The largest market in the world in the post-World War II era has been the United States of America, and Belize was just 600 miles away from America, from Florida, to be precise. Cuba was only 90 miles away from Florida, but Belize, compared to Cuba, had lived a protected life because of Belize's status as a British colony. Cuba's pains in the nineteenth century and the first half of the twentieth, ended up contributing to the gains of Fidel Castro's 1959 revolution, a revolution which has achieved great social, educational, and technological advances for the Cuban people. Cuba has gone through different experiences from Belize's, and has suffered from a cruel economic embargo enforced by the aforementioned United States of America for more than a half century. (Castro's revolution became communist, whereupon the former ruling classes of Cuba migrated to America, and have been plotting to overthrow him ever since.)
Belize experienced no such embargo, so we have been in a position to benefit from our proximity to America all those years when the Cubans were being embargoed. And, from an economic standpoint, Belize has so benefited. We always had an advantage here that the Cubans and the rest of the Caribbean did not: we Belizeans had a land bridge to the United States. That land bridge has provided great opportunities for Belizeans, even though the land bridge ran through Mexico, and Mexicans often took advantage of us on our journeys from the Rio Hondo to the Rio Grande.
Once Belizeans reached any of the various Mexican towns and cities, especially Tijuana, which lay on the border with the United States, we gained access to America relatively easily. The fact that we spoke English meant that we could pose as black Americans crossing back into the United States from Mexico. It was a long time before American immigration officials realized that there was an English-speaking country with a land bridge south of their border. The Americans became conscious of English-speaking Belize when they began to make marijuana busts of us at their border with Mexico in the middle and late 1970s.
We had a Belizean friend once who used to smuggle Belizeans into the United States by the busloads. He had a Belizean connection in a city in Texas across the border. So, once he got his busload(s) of Belizeans to the Mexican border on the southern side of the Rio Grande, he'd just phone his connection. She drove across the bridge into Mexico, and then ferried Belizeans into the U.S. trip by trip. If anyone on the American side stopped them, they were speaking American. What's the problem? From her home, the Belizeans went to the airport and took a flight to whatever city in which their relatives were waiting for them.
Our friend got busted in the late 1970s, mainly because weed trips from Belize had made American border immigration and Customs officials become conscious of Belize's existence.
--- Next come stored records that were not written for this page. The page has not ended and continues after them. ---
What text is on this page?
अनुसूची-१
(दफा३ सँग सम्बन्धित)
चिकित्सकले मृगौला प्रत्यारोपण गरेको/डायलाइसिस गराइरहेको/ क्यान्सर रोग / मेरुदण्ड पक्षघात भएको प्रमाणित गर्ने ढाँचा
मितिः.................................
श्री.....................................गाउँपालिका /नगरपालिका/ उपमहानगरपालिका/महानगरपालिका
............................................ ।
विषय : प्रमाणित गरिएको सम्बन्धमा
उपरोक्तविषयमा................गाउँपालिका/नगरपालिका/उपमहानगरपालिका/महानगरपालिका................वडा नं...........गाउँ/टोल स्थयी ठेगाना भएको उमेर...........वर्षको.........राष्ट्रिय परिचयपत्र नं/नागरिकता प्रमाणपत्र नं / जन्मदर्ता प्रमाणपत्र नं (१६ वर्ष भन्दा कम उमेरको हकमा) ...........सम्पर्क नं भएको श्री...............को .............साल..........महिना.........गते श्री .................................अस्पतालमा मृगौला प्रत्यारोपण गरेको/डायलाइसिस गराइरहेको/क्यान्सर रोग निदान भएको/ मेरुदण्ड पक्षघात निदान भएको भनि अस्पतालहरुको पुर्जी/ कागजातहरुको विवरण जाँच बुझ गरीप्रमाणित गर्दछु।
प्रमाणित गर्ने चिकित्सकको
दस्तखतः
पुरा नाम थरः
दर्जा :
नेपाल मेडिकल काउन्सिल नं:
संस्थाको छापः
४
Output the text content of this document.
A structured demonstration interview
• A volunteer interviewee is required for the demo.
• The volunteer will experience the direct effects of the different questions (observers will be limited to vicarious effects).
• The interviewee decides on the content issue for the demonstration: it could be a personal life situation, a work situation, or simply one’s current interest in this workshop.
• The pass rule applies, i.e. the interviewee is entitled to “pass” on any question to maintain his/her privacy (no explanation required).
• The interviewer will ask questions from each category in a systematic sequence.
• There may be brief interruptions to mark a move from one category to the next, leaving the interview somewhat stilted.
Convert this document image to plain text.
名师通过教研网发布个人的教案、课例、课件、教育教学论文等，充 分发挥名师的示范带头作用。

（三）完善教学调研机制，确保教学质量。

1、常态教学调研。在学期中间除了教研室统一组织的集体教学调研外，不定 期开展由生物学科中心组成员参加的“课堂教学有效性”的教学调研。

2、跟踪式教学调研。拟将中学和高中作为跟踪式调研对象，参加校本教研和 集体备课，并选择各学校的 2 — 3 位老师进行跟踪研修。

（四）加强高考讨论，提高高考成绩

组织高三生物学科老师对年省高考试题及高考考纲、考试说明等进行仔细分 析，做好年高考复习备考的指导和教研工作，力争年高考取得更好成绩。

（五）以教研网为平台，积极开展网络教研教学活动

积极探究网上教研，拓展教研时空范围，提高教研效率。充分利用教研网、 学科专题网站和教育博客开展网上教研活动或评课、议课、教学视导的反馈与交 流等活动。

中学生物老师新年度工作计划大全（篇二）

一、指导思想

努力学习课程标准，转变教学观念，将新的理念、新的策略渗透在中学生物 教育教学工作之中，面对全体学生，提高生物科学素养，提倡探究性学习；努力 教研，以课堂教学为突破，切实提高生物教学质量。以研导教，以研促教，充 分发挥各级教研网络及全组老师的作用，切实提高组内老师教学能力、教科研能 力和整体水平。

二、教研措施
So then, in the first instance, Belize's proximity to America and our land bridge made it so that we Belizeans gained entry into the United States more easily than the nationals of any other Caribbean or Central American country. Then we began using our proximity and land bridge to move marijuana into the United States. This began to make more and faster money than human smuggling, especially when cocaine came on the scene. Drug trafficking created problems for our human smugglers, as we just illustrated.
Anyway, the point is that Belizeans were making so much money off our strategic location that we never really focused on our development potential. We didn't have to. For some time now, Belizean politicians and those connected to them have been making a lot of money because of Belize's strategic location. Once you reach Belize, and once you can obtain Belizean travel documents, no matter from which part of the world you come, you have a better shot of getting into the United States than from anywhere else on the planet. And the United States is still the largest market in the world. America is still planet earth's greatest land of opportunity. From all over the globe, people are dying to get into the United States. The trick is to make it to Belize. And so, the development potential of Belize remains secondary to our strategic location.
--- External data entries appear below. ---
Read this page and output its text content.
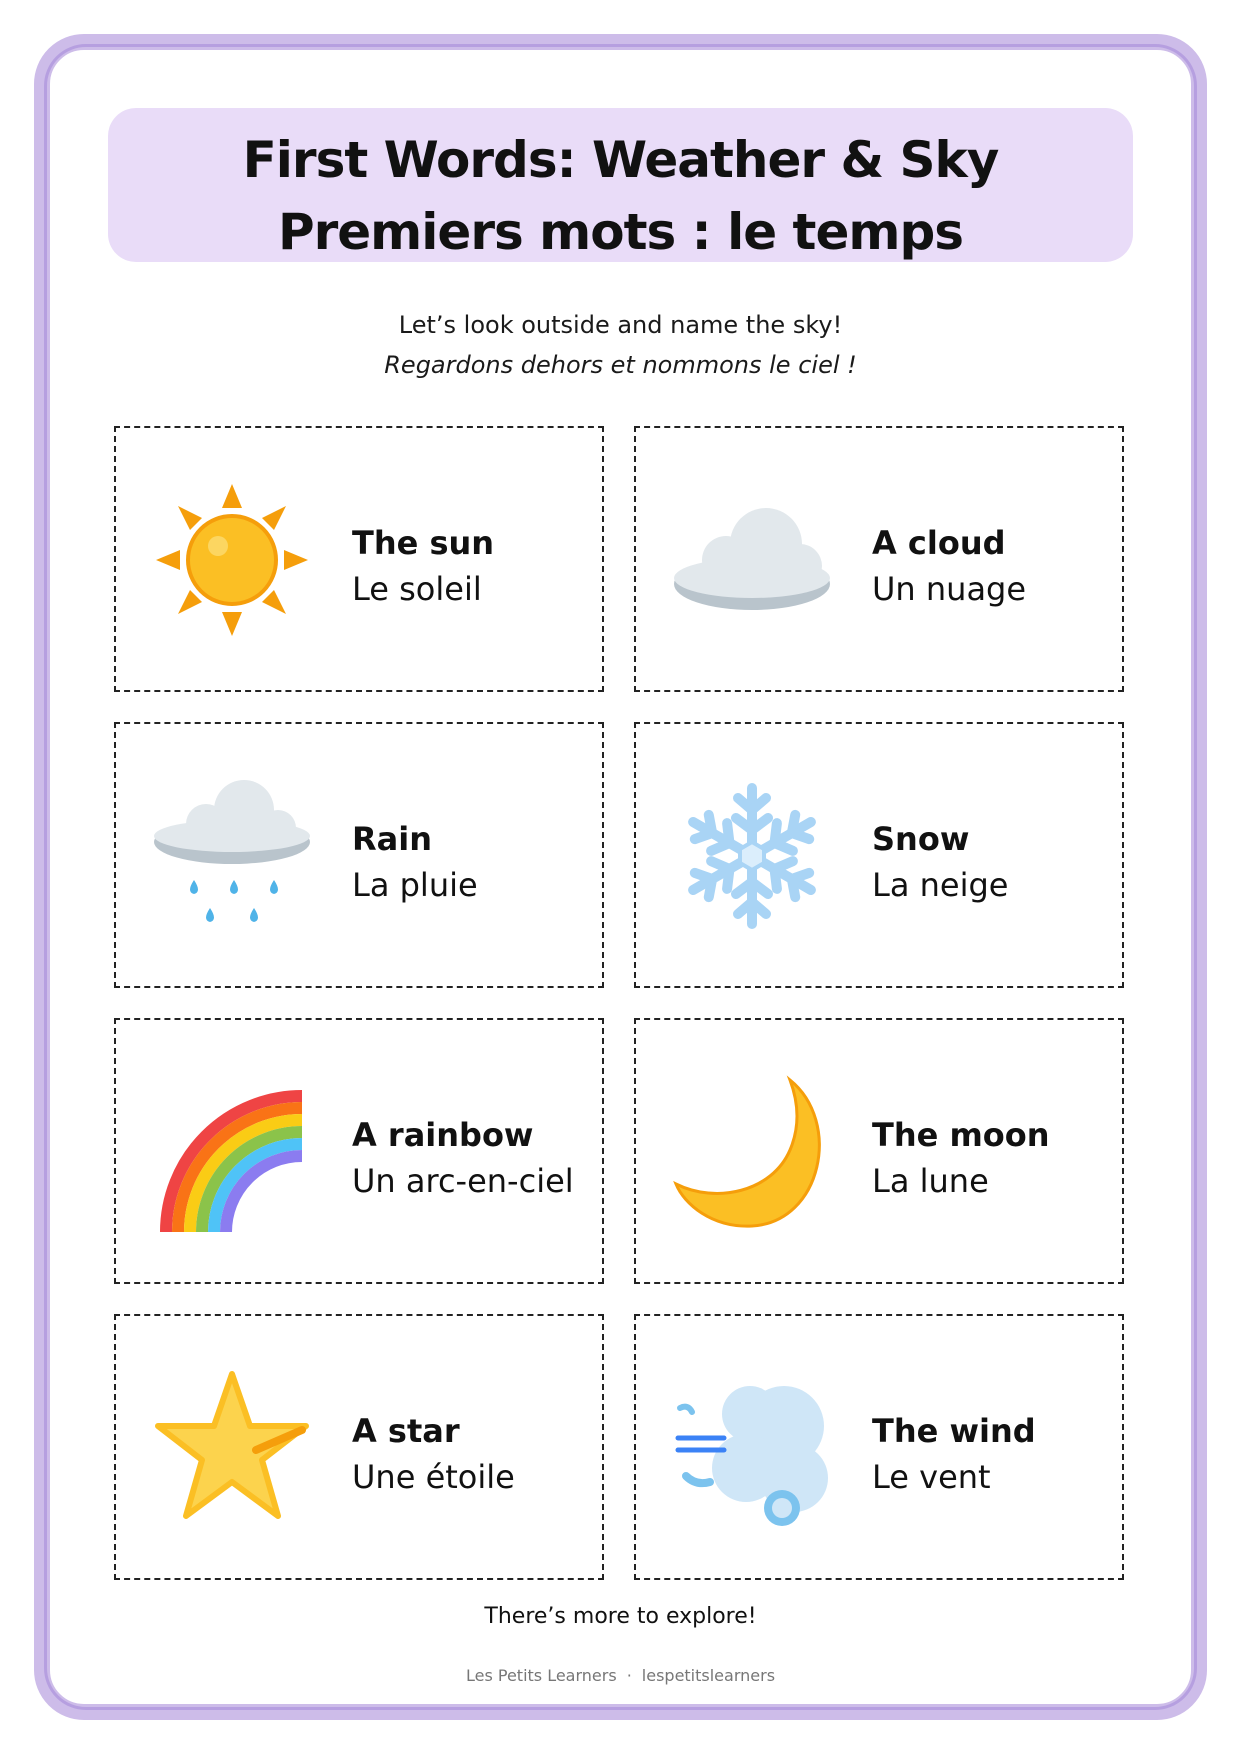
First Words: Weather & Sky
Premiers mots : le temps
Let’s look outside and name the sky!
Regardons dehors et nommons le ciel !
The sun
Le soleil
A cloud
Un nuage
Rain
La pluie
Snow
La neige
A rainbow
Un arc-en-ciel
The moon
La lune
A star
Une étoile
The wind
Le vent
There’s more to explore!
Les Petits Learners · lespetitslearners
The fast money value of our strategic location lay in illegal possibilities: our own "through the back" movement, drug trafficking, and now international human smuggling. Because the latter two of these possibilities attracted the attention of American law enforcement, the rings involved with these activities targeted Belizean politicians in office for various forms of assistance and protection. Well, our ruling politicians, whether blue or red, have never been fools, and they quickly recognized opportunity when they saw it. From the 1970s, our ruling politicians have become more and more themselves involved with drug trafficking and human smuggling. They make so much money, they don't have time to pay attention to the business of developing Belize. What is worse, the gangster money involved with drug trafficking and human smuggling leads to our ruling politicians beginning to think and behave like gangsters themselves.
Belize's strategic location has now become a curse for the masses of the Belizean people. So much money is being made from drug trafficking and human smuggling that the traffickers and smugglers become excessively influential in our political circles, and then our politicians start to want to become gangsters themselves. The country has become lawless, and people get killed and "disappeared" all over the place. Belize, originally a haven for pirates, has become a den of gangsters. The people on this ground suffer, but at the top of the pyramid there is champagne and wine.
In closing, we'd like to paraphrase some famous words Porfirio Diaz used to describe Mexico a century ago. "Poor Belize, so far from God and so close to the United States."